2) A reference to Goodhart's Law:

'Furthermore, economists acknowledge that any transparently profitable strategy for playing the markets will quickly lead to a change in trader behaviour that cancels it out — a principle called Goodhart's law, after the British economist Charles Goodhart. "Social systems have the complication that the system may directly react to predictions being made about its behaviour," agrees Susannah Moat, a computational social scientist at University College London and a co-author on the study.'





Speak your mind

4 Comments so far

  1. Ed on April 26, 2013 4:39 pm

    I would bet that search terms related to finance and investing are directly influenced by recent price behavior of the stock market, much like sentiment indicators typically just reflect recent price action.

    It might be that this is simply another way of looking at the phenomenon that expected return rises after a decline and falls after a rise. I don’t have the statistical chops to do it, but it might be useful to control for this and see if it has any independent predictive value .

  2. Fred Tyler on April 26, 2013 7:03 pm

    I posit that such research is utter nonsense.
    If it was as profitable as the authors claim they would have profited from it instead of making it public.
    There is no such thing as a free lunch.

  3. Jeff Watson on April 27, 2013 8:41 am

    When some very bullish news comes out, and the market yawns at it or vice versa gives one a sense of the strength of the market, and one can make the appropriate trading decision.

  4. Craig Bowles on April 28, 2013 7:43 pm

    Last quarter, going into Apple earnings and PMI data was very tempting time to be bearish and the releases were terrible. The problem with trading the news may have been that short-term traders were something like 92% bearish on the S&P futures and 100% bullish on bonds. Everybody expected the world to fall apart. Traders were 76% bullish on gold. So then the news hit commodities hard but stocks were supported by the lower oil prices and interest rates held up pretty well. Going into this quarter’s release, S&P futures had traders maybe 88% bearish but 100% bearish on bonds and the low 50% bullish on gold.

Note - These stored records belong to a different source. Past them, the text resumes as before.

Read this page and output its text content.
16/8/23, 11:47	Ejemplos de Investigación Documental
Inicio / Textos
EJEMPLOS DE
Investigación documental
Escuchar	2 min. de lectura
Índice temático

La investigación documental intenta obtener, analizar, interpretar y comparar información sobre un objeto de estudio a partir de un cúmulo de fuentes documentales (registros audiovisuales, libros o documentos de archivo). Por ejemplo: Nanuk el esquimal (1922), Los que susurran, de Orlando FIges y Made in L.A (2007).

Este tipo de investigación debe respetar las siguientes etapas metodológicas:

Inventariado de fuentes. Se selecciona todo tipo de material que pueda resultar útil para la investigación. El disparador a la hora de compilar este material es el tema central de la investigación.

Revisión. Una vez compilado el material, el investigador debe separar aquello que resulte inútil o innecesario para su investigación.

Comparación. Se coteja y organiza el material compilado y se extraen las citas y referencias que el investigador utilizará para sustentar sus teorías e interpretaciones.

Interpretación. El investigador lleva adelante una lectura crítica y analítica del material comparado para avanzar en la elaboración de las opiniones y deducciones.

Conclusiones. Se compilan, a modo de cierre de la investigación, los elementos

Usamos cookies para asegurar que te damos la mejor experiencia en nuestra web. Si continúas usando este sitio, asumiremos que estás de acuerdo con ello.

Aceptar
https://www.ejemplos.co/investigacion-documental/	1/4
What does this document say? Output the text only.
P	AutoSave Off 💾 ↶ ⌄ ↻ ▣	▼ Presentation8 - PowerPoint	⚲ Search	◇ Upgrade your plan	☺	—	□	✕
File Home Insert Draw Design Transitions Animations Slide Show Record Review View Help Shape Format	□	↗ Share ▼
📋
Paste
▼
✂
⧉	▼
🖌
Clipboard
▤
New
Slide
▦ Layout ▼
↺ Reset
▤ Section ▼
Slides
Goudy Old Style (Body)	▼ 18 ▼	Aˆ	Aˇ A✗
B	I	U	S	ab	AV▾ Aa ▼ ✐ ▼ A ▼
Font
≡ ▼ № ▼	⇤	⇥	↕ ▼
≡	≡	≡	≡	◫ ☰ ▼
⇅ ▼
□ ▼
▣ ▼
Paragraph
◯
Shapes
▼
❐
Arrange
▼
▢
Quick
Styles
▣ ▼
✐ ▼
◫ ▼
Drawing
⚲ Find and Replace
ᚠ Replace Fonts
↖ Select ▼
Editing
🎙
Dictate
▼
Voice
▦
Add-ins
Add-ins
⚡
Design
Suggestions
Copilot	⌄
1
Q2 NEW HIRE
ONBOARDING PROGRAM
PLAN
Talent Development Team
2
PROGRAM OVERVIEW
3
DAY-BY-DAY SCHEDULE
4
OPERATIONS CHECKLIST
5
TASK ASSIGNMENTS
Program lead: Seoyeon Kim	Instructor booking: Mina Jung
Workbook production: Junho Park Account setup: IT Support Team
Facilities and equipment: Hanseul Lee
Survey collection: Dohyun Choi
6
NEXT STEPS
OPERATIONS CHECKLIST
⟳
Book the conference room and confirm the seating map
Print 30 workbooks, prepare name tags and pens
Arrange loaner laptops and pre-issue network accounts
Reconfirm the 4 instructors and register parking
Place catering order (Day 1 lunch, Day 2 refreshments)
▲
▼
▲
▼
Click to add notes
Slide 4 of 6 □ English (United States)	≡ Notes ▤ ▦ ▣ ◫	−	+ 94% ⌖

Crappy news again this time weighed on interest rates but everything else seems to be holding up. Now we have S&P weekly slow stochastics trying to roll over and shorter measures doing the same but you have 85% of short-term traders already bearish on stocks. Seasonality is ugly but it’s hard to trade for the likely negative news when everyone is so bearish. Almost the whole decline in gold saw traders bullish at above 70% and it wasn’t until this sentiment suddenly dropped a good 20% before gold bottomed out. Maybe the news will hit stocks a bit and traders will become more bullish after a pullback which might allow for a real move lower to take place but week after week I’ve watched traders be bearish on stocks as they hit new highs and bullish on gold with each new low. Think back to last May when everybody was so bearish on wheat heading into strong seasonality and a 4-year cycle bull market. In gold terms, wheat was priced lower than when oil traded below $11/brl. Sentiment or trader commitments seems so key to the big moves and trading the news.